KUAR (89.1 MHz, "Little Rock Public Radio") is a public radio station in Little Rock, Arkansas. It is a network affiliate of National Public Radio (NPR) and is licensed to the University of Arkansas at Little Rock. During the day, KUAR airs NPR news, talk and information programming as well as Arkansas news and culture. At night, the station airs jazz music. Programming is simulcast on a translator station, 94.5 K233AD in Monticello. KUAR's transmitter shares the tower of Channel 7 KATV, on Two Towers Road in Little Rock.

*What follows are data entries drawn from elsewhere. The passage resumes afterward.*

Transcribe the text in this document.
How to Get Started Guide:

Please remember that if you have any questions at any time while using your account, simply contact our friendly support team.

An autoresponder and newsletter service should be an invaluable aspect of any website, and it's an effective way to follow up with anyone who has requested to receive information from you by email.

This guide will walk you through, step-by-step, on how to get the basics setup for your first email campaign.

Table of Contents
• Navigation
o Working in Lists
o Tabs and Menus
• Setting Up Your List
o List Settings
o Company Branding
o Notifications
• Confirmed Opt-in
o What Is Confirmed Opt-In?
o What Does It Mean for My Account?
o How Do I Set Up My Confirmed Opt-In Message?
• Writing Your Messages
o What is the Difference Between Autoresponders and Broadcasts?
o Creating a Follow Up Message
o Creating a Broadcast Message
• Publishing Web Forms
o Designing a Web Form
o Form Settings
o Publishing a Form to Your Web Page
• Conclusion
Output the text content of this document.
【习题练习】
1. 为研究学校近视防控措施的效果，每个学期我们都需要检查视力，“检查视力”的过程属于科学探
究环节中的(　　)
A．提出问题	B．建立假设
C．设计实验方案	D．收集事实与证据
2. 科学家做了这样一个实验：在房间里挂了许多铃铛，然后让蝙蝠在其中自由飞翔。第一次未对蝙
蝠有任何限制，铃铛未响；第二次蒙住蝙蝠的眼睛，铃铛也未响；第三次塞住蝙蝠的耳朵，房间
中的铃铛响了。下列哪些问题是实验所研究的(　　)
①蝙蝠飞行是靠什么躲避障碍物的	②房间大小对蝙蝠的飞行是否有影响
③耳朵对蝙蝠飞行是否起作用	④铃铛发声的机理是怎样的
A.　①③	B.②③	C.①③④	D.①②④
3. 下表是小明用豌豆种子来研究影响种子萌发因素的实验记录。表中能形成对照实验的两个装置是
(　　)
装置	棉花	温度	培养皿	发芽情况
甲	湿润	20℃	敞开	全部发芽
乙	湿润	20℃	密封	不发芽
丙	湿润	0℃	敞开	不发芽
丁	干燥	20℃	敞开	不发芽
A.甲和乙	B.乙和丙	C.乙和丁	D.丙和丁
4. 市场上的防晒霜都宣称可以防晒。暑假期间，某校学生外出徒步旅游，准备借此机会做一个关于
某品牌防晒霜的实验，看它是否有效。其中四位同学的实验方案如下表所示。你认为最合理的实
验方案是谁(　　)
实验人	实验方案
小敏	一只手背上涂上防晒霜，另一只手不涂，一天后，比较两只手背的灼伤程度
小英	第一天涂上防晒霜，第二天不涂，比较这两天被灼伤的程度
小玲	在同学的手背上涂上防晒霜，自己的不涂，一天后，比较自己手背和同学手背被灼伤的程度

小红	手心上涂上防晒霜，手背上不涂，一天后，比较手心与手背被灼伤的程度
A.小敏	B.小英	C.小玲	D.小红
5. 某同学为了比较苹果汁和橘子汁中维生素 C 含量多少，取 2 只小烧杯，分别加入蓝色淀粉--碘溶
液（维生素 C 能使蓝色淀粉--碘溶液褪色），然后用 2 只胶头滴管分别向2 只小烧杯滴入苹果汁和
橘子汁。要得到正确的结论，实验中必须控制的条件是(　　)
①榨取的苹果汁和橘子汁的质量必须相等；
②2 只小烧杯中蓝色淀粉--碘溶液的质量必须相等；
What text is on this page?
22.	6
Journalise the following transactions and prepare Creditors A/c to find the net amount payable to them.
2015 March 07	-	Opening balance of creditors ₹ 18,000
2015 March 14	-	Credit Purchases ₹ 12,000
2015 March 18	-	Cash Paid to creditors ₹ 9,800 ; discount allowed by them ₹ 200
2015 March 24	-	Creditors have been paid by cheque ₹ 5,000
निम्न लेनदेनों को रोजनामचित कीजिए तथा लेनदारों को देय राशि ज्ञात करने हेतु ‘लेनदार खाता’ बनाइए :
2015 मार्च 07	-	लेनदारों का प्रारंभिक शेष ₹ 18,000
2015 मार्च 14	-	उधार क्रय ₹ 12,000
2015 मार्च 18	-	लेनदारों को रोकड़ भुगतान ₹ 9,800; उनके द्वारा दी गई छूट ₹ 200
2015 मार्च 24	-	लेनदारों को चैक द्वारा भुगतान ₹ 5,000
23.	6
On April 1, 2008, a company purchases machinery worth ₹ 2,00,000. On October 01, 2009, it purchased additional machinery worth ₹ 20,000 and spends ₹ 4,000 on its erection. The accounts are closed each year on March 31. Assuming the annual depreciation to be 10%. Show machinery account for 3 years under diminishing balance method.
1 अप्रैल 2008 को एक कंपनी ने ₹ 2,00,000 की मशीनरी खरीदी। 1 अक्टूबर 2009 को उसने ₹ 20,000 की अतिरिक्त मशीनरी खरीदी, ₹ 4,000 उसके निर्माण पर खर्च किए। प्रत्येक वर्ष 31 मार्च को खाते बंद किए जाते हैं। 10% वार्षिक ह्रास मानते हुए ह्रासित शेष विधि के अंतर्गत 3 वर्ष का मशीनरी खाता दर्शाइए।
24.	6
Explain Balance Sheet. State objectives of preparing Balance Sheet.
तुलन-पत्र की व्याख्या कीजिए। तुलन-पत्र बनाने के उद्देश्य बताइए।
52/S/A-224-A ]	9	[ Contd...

KLRE-FM (90.5 MHz, "Little Rock Public Radio") is also a public radio station in Little Rock, licensed to the University of Arkansas at Little Rock. KLRE-FM is a full-time classical music station, airing syndicated classical programming from Classical 24 and NPR, along with some local hosts. KLRE-FM's transmitter is on the campus of Metropolitan High School, off Scott Hamilton Drive.

The two stations have studios and offices on Asher Avenue in Little Rock's University District. A full-time staff of nine people run the operation, including Interim General Manager/Program Director Nathan Vandiver, Operations Director William Wagner, News Director Michael Hibblen, and Development Director Vanessa McKuin. The stations also offers UALR students the chance to get broadcasting experience by working part-time. Like most public broadcasting operations, KUAR and KLRE-FM rely on listener contributions for a large part of their operating budgets and several times each year hold on-air fund raisers.

==History==
In 1972, the Little Rock School District was planning a new vocational high school and wanted to include a small FM radio station to train students in the field of broadcasting. In February 1973, 90.5 KLRE-FM first signed on. At first, KLRE-FM was powered at only 3,600 watts on a 265 foot tower, so its coverage was limited to the city of Little Rock and adjacent communities. It was on the air during school hours, 9 a.m. to 3:30 p.m., airing educational and classroom programming, largely staffed by students and teachers.

In 1977, the "Friends of KLRE" was formed to support the station, which expanded its hours, on the air from 6:30 a.m. till 10 p.m., playing classical music in the evening and, beginning in 1978, on weekends as well. Also in 1978, the Arkansas Broadcasting Foundation was formed to take over the Federal Communications Commission (FCC) license.

In 1982, UALR received an FCC construction permit to build an additional non-commercial FM station at 89.1. In 1983, KLRE-FM's power was increased to its current 40,000 watts, covering Little Rock and its suburbs, adding NPR programs such as All Things Considered and A Prairie Home Companion the following year.

On September 16, 1986, KUAR began broadcasting. It is powered at 100,000 watts, the maximum permitted by the FCC for non-grandfathered FM stations, covering most of Central Arkansas. At first, KUAR and KLRE-FM simulcast their programming. But in 1988, the two stations began carrying separate shows during the day, with classical music continuing on KLRE-FM while KUAR began airing all news and information during the daytime.

UALR and the Little Rock School District jointly owned the two stations until 1995, when UALR became the sole owner. Both stations continued to simulcast classical programming at night until 2000, when KUAR began broadcasting jazz music from 10 p.m. until 5 a.m.

On August 28, 2023, the stations rebranded as "Little Rock Public Radio".